Implementation of the Ant Colony Optimization algorithm (python)
#Usage: import ant_colony
//given some nodes, and some locations...
test_nodes = {0: (0, 7), 1: (3, 9), 2: (12, 4), 3: (14, 11), 4: (8, 11)
5: (15, 6), 6: (6, 15), 7: (15, 9), 8: (12, 10), 9: (10, 7)}
//...and a function to get distance between nodes...
def distance(start, end):
x_distance = abs(start[0] - end[0])
y_distance = abs(start[1] - end[1])
//c = sqrt(a^2 + b^2)
import math
return math.sqrt(pow(x_distance, 2) + pow(y_distance, 2))
//...we can make a colony of ants...
colony = ant_colony(test_nodes, distance)

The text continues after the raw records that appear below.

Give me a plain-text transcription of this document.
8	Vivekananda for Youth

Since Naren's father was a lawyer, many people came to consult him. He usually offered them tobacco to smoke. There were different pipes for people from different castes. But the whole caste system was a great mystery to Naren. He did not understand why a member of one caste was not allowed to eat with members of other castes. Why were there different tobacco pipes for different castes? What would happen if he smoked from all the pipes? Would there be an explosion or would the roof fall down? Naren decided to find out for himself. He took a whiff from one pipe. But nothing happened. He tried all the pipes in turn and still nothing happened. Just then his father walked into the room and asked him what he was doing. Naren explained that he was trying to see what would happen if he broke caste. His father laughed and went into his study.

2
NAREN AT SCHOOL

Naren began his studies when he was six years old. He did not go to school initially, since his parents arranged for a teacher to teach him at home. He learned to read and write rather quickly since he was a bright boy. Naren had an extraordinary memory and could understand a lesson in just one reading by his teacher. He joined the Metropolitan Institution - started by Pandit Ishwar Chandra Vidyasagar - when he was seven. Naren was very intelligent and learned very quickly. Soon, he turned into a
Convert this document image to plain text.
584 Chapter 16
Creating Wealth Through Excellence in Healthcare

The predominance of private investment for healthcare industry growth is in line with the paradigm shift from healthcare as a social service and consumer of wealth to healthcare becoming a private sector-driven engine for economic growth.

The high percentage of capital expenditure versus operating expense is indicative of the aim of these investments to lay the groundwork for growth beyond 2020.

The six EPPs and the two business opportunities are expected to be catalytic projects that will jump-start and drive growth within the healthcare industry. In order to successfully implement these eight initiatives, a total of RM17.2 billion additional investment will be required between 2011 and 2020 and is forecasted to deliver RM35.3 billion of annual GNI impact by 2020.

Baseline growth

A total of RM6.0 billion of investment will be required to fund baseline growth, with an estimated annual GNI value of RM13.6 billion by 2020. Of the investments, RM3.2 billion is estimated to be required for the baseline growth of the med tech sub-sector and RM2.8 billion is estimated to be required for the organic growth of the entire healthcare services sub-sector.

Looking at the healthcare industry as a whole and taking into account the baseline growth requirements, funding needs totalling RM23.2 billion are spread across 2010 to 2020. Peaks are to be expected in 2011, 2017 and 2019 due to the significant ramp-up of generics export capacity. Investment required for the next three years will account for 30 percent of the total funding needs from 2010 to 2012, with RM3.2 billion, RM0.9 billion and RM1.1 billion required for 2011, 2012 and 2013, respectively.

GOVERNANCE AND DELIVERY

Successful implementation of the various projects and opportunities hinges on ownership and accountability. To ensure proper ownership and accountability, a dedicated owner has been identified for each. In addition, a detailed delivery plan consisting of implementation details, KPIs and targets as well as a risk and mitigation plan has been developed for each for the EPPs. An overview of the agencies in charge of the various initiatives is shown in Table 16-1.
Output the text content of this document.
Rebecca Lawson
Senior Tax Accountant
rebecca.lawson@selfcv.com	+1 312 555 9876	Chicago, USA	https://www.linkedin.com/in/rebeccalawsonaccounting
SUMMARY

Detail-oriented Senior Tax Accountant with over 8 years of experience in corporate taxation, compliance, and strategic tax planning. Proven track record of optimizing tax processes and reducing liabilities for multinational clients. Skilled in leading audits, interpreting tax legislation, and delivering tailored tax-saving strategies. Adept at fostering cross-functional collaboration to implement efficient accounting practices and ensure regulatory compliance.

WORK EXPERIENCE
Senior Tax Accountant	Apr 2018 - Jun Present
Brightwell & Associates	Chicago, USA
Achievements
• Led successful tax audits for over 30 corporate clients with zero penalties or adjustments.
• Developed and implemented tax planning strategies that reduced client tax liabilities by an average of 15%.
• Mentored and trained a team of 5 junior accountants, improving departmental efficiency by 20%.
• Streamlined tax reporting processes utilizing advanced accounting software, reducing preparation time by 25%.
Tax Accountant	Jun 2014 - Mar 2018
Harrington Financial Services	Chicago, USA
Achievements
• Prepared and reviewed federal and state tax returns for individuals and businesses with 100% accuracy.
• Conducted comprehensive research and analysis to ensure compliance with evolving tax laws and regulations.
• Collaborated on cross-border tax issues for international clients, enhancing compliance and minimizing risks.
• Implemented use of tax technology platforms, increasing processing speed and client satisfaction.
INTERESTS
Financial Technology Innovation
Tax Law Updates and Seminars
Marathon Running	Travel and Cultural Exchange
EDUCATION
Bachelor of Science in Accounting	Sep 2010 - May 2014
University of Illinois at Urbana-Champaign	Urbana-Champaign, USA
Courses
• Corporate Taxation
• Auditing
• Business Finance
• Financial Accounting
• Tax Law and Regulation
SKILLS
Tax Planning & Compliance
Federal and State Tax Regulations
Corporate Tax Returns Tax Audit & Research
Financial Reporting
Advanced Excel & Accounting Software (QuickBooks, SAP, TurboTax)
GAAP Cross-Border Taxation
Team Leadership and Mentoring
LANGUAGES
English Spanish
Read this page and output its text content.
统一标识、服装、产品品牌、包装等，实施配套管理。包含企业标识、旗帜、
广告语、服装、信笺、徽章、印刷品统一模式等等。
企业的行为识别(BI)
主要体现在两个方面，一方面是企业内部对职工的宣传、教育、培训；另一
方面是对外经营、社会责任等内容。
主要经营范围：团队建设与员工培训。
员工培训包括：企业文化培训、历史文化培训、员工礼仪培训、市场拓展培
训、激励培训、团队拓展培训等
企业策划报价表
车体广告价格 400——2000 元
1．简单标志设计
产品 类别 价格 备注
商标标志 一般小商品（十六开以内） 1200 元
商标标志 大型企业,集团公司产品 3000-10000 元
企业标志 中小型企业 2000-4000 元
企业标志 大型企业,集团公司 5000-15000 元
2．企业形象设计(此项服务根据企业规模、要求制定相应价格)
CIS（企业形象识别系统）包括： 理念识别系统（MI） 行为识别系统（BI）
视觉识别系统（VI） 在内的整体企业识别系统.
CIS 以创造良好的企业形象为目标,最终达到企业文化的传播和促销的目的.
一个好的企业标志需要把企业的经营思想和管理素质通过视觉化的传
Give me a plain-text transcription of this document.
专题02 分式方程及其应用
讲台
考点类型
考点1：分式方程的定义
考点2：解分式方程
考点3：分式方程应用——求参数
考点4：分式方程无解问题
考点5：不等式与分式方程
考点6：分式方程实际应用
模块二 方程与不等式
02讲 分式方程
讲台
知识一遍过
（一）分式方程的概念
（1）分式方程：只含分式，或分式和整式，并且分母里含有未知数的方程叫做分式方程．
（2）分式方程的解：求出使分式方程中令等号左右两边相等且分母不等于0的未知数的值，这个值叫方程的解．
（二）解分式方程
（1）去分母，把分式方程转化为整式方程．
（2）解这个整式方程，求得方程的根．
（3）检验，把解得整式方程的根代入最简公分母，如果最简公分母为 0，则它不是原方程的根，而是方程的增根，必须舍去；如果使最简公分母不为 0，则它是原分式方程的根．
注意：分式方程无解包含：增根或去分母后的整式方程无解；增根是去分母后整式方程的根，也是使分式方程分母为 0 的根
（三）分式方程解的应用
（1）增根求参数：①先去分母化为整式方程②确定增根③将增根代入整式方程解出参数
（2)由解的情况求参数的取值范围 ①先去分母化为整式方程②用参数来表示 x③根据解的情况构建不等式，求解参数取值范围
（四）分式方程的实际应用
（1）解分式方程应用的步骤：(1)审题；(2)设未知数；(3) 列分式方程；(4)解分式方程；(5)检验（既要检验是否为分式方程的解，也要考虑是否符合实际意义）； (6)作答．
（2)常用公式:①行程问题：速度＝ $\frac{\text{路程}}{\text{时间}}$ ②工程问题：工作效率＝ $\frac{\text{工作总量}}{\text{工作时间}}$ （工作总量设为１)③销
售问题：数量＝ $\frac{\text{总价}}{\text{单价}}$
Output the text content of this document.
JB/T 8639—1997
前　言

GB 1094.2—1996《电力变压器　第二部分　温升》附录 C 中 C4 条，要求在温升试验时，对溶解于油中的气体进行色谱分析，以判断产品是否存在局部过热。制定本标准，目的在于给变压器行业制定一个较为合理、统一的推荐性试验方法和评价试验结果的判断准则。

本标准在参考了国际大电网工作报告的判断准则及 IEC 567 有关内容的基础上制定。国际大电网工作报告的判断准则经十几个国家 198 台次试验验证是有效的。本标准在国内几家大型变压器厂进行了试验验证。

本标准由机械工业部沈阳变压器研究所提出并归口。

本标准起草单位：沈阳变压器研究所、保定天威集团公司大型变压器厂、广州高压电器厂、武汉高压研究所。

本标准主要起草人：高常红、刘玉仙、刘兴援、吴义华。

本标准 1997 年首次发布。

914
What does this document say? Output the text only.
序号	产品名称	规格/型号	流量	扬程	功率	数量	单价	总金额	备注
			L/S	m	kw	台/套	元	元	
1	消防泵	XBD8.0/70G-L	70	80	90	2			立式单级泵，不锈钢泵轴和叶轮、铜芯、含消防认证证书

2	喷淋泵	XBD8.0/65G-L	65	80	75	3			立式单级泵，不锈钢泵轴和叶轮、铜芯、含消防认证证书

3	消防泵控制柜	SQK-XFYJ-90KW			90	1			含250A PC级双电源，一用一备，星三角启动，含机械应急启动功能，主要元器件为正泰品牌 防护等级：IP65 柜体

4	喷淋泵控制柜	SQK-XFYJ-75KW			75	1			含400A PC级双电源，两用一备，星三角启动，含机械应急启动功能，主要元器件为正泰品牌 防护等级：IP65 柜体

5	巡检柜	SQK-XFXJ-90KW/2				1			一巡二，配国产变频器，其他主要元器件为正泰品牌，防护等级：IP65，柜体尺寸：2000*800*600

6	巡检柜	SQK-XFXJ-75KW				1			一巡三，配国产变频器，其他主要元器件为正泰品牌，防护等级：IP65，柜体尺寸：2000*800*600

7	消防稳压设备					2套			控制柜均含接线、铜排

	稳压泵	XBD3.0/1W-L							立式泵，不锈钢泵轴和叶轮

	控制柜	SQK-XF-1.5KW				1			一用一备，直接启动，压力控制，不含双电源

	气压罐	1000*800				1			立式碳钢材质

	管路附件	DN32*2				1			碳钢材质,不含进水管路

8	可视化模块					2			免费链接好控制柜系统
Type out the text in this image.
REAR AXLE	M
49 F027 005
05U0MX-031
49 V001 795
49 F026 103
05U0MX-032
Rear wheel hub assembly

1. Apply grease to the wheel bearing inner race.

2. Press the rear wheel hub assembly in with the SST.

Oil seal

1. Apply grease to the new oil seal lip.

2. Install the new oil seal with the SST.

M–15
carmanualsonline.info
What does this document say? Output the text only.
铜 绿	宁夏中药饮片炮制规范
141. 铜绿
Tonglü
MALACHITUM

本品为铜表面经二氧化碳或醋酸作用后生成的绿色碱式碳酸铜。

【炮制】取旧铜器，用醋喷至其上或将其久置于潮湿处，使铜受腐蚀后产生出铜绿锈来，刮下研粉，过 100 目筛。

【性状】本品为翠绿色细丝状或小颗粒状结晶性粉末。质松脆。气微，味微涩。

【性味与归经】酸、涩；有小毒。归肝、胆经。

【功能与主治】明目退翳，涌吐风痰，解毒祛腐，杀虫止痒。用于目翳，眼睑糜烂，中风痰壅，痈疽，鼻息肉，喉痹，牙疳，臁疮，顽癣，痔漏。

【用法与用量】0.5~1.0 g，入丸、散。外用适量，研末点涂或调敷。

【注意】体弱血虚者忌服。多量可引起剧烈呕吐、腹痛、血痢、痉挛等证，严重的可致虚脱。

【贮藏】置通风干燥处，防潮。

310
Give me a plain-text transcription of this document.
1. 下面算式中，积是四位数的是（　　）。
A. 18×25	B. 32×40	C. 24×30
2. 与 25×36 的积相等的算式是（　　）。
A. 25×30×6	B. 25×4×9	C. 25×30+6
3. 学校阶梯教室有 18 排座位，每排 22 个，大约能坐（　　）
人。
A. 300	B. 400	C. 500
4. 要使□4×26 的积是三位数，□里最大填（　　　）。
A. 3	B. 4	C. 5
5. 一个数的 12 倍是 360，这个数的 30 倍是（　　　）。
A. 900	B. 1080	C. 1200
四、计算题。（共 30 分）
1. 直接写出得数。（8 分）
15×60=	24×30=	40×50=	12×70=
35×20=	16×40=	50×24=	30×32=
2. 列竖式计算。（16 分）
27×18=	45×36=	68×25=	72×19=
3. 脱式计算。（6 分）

//...that will find the optimal solution with ACO
answer = colony.mainloop()
#Discussion:
Ant Colony Optimization is intended to solve combinatoric optimization problems (like the Traveling Salesman Problem, or the Knapsack Problem). Simply feed the constructor a dict mapping your node names to coordinates of those nodes and give it a distance function call back that can take the coordinates and it will solve it using the ACO algorithm as described.
An effort has been made to initialize the algorithm's variables (alpha, beta, Q, etc) to sensible defaults. But your TSP problem may differ significantly from the testing set (see test directory) and may perform more poorly than optimal.
The latest release is multithreaded.
A full description of the behavior of the algorithm can be found here: https://en.wikipedia.org/wiki/Ant_colony_optimization_algorithms#Example_pseudo-code_and_formula
Note: Tests that implement finding actual optimal paths may fail occasionally, as this algorithm is semi-random. The default configuration should make this a rare occurance.